The New Normal

The New Normal

They’re wild, these early days. I was going to call this post ‘One Month of Mum’ but really, a month wouldn’t do it justice. It didn’t take a month to work out what I’m doing, while at the same time, at almost 2 months, really, what the fuck am I doing?


The baby wakes you up at 6am. You spring into action, change them, get ready to feed them, you know the drill. Your eyes are dry and heavy, your limbs on a slight delay, everything feels heavier, like trawling your body through an incredibly thick treacle. A viscosity you’ve never known before. You prep the bottle, whip out the boob, whatever it is- and 2 minutes into the feed, the kid’s fast asleep again. This goes on for 2 hours. Great! Except they’re snoozing on your chest, and you haven’t the heart to move them. Well, at least you’re awake enough that you won’t fall asleep with them on you.


That’s normal.


“I know, I’ll take a walk. Me and the buggy, we’ll head out and get some steps in. I’m used to walking, it’ll be nice to move my body and not feel absolutely fucked at the end of it. A nice, easy transition back into fitness.” But somehow, even at this glacial pace, your legs are weak. Your brain says go, and your body says slow. It’s difficult matching them, this isn’t what you expected at all- you’re not even on a hill, and you’ve only been going for 10 minutes! You knew there would be some work involved, of course, you just had a baby. But, you kind of thought (perhaps naively) that just getting from A to B wouldn’t be so hard. You take the shortcut, go home, and sulk a bit.


That’s normal.


Out and about, there’s errands to run, even in this lockdown. You hoist the buggy down the front step, prepared for anything this time. You’re dressed for the occasion, rainmac and sunglasses packed (and raincover and sun shield for the kid, of course) and multiple changes of clothes and feeds in the changing bag. You hope you’re tying your adventure in with the Long Sleep, but on the off chance that it takes you longer, or the baby doesn’t want to play ball (as is their prerogative), you are READY. And lo and behold, the rains come and the baby wakes. You need somewhere with shelter and a seat, and during a lockdown, that’s hard to come by. You can’t wait until you get back home because the kid has been asleep for hours, and is now screaming bloody murder- you know that hunger is real. The only place you can find? A graveyard. So you park up, wrap the baby up nice and tight, and feed, while your partner opens his jacket over you both and acts as a human windbreak.


It’s unique, but yet somehow, still normal.

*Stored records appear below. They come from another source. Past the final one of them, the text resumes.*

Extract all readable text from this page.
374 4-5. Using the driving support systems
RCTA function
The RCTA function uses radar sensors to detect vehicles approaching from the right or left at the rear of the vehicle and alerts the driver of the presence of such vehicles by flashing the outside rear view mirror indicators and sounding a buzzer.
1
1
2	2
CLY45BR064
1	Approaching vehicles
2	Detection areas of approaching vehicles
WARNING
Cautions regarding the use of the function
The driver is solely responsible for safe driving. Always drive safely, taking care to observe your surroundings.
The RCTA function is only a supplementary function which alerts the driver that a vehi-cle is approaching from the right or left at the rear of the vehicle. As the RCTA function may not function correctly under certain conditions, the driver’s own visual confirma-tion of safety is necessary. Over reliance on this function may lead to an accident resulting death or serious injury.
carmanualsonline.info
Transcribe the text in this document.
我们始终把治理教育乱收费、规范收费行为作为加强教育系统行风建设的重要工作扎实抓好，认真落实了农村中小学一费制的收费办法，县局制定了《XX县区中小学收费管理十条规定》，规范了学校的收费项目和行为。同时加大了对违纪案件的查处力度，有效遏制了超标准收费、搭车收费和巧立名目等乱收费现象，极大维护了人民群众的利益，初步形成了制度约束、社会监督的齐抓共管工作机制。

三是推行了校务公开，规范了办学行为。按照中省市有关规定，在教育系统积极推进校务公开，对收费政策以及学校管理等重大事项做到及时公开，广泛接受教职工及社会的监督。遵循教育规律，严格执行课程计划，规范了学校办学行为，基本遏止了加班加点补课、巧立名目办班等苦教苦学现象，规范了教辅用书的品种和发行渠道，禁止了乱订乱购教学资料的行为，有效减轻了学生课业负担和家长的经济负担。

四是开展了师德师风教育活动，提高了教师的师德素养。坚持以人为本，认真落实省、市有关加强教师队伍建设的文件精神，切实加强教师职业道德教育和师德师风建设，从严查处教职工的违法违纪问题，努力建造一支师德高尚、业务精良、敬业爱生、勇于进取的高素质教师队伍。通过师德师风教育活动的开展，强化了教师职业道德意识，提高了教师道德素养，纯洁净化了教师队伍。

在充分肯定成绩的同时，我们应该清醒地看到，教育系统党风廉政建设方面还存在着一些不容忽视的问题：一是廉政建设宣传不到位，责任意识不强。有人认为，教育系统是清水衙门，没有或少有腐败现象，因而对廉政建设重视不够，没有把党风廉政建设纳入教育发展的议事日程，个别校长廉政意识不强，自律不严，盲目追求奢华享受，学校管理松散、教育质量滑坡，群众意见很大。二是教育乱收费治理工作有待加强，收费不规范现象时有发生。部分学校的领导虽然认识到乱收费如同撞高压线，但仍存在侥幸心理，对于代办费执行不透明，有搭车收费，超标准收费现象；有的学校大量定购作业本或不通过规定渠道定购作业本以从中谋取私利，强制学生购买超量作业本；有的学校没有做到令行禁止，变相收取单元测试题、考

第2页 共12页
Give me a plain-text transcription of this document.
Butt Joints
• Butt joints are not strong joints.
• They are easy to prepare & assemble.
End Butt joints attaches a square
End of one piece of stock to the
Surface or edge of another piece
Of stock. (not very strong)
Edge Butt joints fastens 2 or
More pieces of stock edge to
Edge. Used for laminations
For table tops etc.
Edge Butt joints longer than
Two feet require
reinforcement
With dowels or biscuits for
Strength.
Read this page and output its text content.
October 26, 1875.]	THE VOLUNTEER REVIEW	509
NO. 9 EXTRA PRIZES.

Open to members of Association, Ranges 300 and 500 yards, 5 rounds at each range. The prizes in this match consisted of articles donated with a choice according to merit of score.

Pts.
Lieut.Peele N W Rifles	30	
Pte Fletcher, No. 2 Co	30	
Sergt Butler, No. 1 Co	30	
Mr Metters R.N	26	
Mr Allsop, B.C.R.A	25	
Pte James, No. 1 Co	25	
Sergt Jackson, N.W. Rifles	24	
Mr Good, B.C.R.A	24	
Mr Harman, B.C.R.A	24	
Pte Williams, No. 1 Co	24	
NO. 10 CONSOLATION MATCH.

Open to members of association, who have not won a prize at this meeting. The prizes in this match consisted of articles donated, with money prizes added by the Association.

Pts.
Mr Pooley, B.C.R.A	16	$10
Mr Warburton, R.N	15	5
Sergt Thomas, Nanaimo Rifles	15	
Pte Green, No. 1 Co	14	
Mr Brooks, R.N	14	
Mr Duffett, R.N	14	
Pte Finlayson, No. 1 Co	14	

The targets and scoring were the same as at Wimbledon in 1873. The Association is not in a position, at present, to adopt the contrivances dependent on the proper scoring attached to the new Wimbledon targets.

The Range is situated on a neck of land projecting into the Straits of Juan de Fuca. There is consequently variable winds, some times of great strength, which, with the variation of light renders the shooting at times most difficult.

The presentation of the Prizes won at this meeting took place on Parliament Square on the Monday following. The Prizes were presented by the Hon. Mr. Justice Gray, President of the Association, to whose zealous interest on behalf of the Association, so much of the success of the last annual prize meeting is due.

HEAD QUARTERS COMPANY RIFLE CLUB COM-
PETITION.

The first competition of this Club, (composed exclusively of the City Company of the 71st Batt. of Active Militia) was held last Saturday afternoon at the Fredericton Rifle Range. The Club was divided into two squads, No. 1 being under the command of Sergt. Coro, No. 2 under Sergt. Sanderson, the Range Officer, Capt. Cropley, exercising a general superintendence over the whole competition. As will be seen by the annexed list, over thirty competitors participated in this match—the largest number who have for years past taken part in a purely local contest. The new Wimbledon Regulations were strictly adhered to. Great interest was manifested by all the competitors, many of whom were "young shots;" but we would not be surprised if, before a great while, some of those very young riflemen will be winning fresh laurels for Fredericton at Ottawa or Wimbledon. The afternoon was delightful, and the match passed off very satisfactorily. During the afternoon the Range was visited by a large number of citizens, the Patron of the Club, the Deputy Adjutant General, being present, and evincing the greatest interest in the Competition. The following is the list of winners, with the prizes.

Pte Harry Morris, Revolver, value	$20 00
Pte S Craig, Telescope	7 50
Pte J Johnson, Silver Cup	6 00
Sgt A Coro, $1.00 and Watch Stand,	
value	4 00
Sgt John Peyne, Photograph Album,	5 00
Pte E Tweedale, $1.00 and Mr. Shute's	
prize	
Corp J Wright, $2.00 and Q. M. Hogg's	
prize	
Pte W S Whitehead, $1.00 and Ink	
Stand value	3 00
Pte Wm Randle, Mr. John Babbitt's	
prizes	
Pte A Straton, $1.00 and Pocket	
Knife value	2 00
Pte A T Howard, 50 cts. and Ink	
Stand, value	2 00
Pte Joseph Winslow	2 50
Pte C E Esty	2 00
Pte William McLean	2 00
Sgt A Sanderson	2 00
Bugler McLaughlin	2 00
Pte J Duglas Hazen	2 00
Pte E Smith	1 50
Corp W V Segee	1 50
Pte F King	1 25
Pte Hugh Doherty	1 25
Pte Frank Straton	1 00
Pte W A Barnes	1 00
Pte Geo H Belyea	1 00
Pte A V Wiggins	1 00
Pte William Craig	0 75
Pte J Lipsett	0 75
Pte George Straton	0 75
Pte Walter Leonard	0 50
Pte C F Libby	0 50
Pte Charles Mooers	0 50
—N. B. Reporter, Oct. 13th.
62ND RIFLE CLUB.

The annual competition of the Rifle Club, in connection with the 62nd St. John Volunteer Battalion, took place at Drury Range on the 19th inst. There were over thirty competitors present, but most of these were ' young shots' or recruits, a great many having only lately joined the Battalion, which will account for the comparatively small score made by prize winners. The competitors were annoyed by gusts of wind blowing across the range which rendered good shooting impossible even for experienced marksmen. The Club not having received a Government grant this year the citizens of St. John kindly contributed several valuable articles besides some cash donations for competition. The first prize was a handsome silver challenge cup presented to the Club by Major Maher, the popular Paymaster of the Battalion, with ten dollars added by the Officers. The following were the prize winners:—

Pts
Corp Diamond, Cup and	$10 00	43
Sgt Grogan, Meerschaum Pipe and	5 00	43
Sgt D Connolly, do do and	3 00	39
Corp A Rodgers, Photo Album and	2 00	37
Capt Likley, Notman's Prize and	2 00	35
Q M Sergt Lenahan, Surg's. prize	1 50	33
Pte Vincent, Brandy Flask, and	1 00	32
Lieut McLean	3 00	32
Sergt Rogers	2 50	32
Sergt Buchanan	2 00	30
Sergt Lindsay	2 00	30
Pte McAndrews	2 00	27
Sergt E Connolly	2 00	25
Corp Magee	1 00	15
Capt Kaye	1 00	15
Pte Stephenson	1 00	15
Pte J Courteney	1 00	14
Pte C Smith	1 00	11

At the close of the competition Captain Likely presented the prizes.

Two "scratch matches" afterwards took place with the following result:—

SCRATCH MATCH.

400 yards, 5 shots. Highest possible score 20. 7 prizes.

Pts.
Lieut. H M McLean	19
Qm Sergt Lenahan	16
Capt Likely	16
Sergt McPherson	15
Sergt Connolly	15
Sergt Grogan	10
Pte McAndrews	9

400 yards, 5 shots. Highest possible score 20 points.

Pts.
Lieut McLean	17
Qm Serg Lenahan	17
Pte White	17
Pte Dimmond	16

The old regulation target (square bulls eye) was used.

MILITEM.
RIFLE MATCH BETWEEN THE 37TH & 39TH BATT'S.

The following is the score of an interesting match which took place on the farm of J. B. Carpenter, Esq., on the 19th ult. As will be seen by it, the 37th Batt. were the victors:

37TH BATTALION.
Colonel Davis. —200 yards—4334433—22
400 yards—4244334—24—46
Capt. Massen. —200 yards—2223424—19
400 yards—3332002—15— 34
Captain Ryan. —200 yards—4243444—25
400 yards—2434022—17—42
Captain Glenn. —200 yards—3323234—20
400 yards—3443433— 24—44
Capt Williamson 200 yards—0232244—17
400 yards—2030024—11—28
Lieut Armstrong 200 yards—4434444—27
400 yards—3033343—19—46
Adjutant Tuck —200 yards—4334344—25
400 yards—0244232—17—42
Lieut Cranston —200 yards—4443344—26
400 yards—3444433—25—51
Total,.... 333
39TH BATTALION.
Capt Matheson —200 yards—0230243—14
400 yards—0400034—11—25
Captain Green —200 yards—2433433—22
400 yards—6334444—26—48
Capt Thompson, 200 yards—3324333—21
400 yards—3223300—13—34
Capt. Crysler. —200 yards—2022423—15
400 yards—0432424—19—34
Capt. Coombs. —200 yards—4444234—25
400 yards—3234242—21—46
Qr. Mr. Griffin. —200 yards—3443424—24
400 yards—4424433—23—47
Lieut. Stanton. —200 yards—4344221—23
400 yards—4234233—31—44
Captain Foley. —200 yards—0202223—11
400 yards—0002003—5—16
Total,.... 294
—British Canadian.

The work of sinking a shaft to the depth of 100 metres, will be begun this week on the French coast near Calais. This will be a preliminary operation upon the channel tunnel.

Your baby hasn’t shit for 3 days. Not a huge concern, but he’s beginning to get fussy about it. His little belly is hard, he’s squirmy, and he doesn’t seem to want to bend very much. You start massaging farts out of him, and contorting his teeny body in an effort to coax the bugger out. You hold his arse up to your face and take a big inhale, to check and see if it has made an appearance at least 10 times a day.


You didn’t think you’d be sniffing peoples bums to check if they’d pooed themselves, but this too, is now normal.


You catch a sight of the faces you’re pulling at your baby, and the absolute stream of high pitched nonsense that is flying out of your mouth. You used to sing karaoke, drunk atop a table- now it’s Twinkle Twinkle for the 12th time in 5 minutes because it’s got your babies attention.


Yep. Normal. (You still do the drunk singing though, just maybe a little less frequently these days.)


You know this has all been in an effort to coax out those smiles, so you keep going, like an absolute lunatic- only for her to turn to her dad and beam instantly.


Yep, annoying, but welcome to normal.


You realise your life is fucking weird now, but we’re all doing it. So, as it turns out, weird is pretty god damn normal.